We began working to ensure that we had the optimal u-net architecture first. This meant finding the smallest architecture that still yielded meaningful results. This was because we wanted our input features to be as small as possible to the network. After we accomplished this, it was time to go back through the code for the dendritic model and clean it up so that it was modular and usable for our new inputs. First, however, we needed to generate our new labels for each image, i.e. whether a contour was easily discernible from the background or not. For this, we used the statistics I had generated and chose a threshold of percent of correct choices by the test subjects to dictate that the contour was easily discernible or not. This gave us our new labels. Next, I went into the dendritic model code and made some functions for saving weights and caching previous iterations of the model. This was important for rapid iteration and testing of the model.

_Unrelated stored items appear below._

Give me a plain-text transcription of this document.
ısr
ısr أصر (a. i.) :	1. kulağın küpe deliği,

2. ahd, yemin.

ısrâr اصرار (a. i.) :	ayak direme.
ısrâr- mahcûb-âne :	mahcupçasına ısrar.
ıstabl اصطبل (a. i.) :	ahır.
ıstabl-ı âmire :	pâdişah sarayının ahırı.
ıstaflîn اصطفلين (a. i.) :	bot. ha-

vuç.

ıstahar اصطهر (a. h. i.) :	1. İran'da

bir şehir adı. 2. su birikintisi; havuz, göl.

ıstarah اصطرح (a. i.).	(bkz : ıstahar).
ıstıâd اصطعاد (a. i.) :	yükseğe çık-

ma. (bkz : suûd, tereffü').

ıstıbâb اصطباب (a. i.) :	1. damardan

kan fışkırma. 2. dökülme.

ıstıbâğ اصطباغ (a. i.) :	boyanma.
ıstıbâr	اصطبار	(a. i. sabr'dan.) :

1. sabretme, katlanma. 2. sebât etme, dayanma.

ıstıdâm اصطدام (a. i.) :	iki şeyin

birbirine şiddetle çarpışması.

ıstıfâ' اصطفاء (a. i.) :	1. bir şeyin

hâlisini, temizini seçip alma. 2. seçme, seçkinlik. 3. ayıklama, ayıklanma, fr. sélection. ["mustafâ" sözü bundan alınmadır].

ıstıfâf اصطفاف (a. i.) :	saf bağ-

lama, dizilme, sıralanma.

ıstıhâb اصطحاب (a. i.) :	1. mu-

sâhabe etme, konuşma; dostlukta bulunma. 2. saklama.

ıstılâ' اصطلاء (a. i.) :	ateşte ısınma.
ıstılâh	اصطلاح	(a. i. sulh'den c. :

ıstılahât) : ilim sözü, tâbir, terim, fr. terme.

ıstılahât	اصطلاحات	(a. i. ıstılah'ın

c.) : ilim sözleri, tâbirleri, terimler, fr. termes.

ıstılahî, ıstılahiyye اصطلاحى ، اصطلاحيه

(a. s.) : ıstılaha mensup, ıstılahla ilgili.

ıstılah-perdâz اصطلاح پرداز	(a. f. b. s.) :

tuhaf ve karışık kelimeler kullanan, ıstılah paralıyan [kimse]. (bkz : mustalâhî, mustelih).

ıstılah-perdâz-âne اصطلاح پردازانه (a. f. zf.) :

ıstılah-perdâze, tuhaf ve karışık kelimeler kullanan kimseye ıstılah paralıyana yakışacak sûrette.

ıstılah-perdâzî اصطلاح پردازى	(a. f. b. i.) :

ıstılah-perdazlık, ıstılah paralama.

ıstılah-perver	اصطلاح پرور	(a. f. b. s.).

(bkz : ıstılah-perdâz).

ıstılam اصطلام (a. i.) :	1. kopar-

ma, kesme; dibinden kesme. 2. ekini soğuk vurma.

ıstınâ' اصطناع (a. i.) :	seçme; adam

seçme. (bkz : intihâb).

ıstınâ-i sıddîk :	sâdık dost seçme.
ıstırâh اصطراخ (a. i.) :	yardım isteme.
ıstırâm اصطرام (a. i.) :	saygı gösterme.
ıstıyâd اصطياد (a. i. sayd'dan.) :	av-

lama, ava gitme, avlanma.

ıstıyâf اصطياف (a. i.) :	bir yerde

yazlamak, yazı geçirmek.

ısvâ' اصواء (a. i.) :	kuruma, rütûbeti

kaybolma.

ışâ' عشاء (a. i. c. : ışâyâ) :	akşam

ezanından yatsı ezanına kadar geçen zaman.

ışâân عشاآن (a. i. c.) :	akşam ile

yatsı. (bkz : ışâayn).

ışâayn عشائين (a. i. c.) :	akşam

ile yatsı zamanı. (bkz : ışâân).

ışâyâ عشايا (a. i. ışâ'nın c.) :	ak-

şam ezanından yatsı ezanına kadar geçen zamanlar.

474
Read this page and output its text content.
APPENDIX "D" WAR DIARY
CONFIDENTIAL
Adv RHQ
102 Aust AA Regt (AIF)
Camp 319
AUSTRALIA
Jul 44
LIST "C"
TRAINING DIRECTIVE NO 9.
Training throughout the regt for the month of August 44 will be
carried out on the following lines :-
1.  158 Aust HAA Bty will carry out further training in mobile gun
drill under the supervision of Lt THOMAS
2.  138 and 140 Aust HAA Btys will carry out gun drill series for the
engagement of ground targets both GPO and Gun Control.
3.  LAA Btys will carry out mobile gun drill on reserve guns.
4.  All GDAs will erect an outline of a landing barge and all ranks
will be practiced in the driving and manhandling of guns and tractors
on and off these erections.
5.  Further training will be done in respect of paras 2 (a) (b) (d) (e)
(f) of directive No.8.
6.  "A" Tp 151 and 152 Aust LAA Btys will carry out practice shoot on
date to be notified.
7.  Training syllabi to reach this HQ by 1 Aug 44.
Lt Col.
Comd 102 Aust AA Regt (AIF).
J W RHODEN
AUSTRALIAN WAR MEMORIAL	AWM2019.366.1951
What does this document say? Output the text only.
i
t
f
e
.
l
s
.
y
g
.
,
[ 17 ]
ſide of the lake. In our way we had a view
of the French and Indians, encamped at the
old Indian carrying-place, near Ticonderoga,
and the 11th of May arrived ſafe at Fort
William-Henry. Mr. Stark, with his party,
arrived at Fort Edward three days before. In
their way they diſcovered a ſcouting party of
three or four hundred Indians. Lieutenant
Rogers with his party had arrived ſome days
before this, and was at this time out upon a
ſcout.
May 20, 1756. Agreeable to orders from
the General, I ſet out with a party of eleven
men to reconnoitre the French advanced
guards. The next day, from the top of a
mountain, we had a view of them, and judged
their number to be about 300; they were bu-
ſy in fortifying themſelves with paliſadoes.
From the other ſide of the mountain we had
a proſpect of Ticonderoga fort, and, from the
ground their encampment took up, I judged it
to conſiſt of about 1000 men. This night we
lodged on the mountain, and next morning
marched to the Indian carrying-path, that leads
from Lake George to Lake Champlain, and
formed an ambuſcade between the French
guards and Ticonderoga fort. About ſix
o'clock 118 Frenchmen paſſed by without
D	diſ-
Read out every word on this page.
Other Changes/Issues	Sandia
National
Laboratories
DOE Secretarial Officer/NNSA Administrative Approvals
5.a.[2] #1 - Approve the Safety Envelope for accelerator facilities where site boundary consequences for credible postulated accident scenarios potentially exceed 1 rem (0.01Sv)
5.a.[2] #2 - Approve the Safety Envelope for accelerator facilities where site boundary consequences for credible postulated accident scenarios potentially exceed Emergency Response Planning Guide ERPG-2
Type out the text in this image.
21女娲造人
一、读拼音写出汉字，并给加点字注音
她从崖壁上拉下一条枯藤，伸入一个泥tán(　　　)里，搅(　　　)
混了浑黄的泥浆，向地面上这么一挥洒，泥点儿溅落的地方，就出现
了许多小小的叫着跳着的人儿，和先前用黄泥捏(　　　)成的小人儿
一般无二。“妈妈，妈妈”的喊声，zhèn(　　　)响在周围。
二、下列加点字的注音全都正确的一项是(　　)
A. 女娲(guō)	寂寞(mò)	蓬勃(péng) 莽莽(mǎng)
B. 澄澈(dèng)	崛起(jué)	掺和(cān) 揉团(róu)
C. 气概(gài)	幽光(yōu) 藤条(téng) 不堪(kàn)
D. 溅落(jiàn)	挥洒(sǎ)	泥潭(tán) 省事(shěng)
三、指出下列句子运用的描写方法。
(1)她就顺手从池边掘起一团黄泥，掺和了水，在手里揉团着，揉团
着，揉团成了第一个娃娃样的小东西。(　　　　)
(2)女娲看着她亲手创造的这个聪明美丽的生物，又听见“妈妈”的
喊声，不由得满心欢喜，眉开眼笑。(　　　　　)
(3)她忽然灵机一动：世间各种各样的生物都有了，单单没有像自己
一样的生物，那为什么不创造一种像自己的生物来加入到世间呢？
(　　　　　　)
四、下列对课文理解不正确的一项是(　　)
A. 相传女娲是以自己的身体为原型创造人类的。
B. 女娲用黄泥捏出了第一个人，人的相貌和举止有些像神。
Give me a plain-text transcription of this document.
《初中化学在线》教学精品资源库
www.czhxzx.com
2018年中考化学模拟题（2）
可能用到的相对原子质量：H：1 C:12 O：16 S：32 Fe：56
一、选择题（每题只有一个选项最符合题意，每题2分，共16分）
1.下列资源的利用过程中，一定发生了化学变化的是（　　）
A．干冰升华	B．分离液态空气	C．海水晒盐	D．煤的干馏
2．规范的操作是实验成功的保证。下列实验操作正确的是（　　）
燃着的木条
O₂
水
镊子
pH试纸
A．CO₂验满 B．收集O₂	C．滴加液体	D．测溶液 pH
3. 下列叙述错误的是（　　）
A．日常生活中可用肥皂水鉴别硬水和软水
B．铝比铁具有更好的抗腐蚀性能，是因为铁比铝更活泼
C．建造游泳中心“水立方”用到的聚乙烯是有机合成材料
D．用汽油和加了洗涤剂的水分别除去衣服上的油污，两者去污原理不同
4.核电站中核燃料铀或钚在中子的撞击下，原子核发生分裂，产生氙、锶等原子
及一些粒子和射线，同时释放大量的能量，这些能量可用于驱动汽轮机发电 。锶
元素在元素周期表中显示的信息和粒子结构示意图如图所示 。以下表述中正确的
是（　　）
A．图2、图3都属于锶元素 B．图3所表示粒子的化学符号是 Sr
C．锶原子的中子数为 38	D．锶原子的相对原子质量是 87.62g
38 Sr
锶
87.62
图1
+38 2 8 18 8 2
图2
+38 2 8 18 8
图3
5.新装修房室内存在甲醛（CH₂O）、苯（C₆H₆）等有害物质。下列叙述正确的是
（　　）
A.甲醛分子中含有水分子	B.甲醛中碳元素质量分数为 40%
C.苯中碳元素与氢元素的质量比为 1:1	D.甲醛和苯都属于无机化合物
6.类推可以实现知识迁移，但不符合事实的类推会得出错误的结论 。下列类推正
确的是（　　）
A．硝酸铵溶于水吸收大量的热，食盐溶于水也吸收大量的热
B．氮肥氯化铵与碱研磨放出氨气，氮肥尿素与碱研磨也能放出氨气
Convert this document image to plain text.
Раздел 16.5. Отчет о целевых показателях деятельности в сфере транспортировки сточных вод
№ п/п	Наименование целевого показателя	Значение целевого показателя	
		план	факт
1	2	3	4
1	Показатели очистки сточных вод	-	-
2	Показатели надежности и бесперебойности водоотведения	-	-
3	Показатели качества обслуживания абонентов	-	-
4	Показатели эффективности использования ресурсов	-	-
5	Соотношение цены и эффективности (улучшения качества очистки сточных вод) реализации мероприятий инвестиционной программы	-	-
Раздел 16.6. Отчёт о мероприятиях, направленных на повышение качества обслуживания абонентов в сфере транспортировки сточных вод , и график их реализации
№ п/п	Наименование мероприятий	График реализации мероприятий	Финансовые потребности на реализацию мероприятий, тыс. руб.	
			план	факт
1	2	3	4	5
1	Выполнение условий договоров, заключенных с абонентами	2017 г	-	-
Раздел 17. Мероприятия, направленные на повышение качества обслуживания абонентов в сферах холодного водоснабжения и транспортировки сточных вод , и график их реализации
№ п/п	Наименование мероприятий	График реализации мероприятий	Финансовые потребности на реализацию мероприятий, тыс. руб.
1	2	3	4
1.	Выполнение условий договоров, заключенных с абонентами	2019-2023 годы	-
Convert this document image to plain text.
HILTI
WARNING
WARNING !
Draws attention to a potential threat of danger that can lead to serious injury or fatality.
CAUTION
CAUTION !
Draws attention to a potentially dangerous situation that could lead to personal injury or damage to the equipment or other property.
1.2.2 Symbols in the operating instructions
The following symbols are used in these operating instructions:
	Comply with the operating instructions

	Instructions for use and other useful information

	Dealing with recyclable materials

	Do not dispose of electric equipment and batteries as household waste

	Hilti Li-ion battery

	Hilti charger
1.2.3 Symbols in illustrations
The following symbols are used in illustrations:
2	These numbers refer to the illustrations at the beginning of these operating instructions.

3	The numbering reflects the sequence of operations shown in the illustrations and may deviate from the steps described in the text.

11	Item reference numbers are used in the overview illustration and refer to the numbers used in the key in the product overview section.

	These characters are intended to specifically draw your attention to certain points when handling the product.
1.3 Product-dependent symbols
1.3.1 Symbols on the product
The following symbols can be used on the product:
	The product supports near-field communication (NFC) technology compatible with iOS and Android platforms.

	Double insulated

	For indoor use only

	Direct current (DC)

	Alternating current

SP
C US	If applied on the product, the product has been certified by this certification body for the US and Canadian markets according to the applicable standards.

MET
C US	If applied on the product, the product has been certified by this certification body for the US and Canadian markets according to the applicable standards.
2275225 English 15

In tandem with this, I kept writing my paper. I found that as I wrote the paper, it became more apparent to me how much we had actually accomplished in these two months. We had done meaningful work that was genuinely new and could stand out from all the other work that had been done in the field. In the final days of the week, I had to do most of the new work. I ran the model on the new dataset and got the relevant results. This almost took until the last minute since I also had to take some time to move out of my apartment on Busch. Then, I had to clean up the plots which I had generated and put them together in a meaningful way. I also used the plots from our presentation to Dr. Silverstein. Being able to bring together all of this work into one coherent paper was really rewarding in the end. It was really amazing to see what only two months of research could yield.
Being in this program has been an invaluable experience that most undergraduate students don't get to experience. I am thankful to have had this opportunity and I am really appreciative for all of the effort put in by the DIMACS REU staff and faculty for making this possible. I am also lucky to be able to continue this research past the duration of the program. I am excited to see what this work will yield in the future.